Plaintiff thus presents only conclusory assertions regarding the alleged inadequacy of the treatment received for his Hepatitis B and C and BPH conditions, has failed to explain why the medical treatment received was insufficient, and thus has failed to present any admissible evidence creating a genuine issue of fact concerning the subjective component of the Eighth Amendment deliberate indifference standard. Summary judgment is thus GRANTED in favor of Defendants and DENIED as to Plaintiff.
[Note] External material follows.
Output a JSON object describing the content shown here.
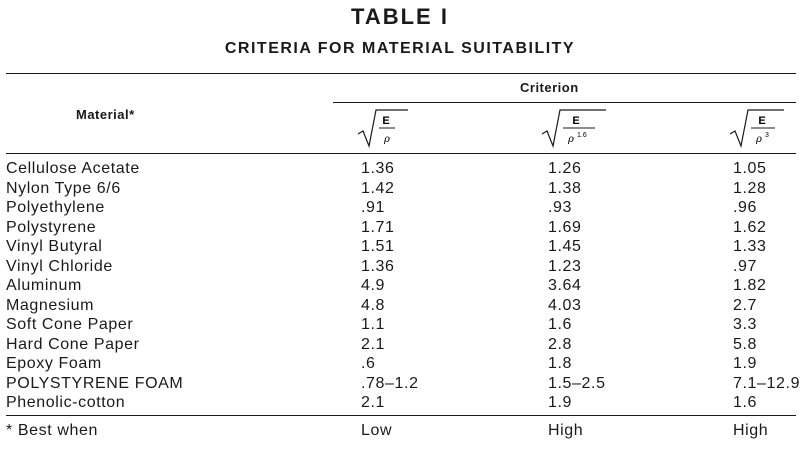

Because Plaintiff is unable to avoid summary judgment on his conclusory assertion that summary judgment is GRANTED in favor of Defendants and DENIED as to Plaintiff as to all remaining claims. Accordingly, the court need not address Defendants' alternative arguments in support of summary judgment, including that Defendant McGinnis was not personally involved in Plaintiff's medical care or the alleged denial of adequate medical care, Defendants' Memorandum at 3-6, and that Defendants are qualifiedly immune from liability on Plaintiff's claims, Defendants' Memorandum at 16-19.
Based on the foregoing, Plaintiff's motion (Doc. No. 44) is DENIED; Defendants' motion (Doc. No. 47) is GRANTED. The Clerk of the Court is directed to close the file.
Buffalo, New York
Any appeal of this Decision and Order must be taken to by filing a notice of appeal within 30 days of the filing of this Decision and Order pursuant to Fed. R. App. P. 4(a)(1) & (c).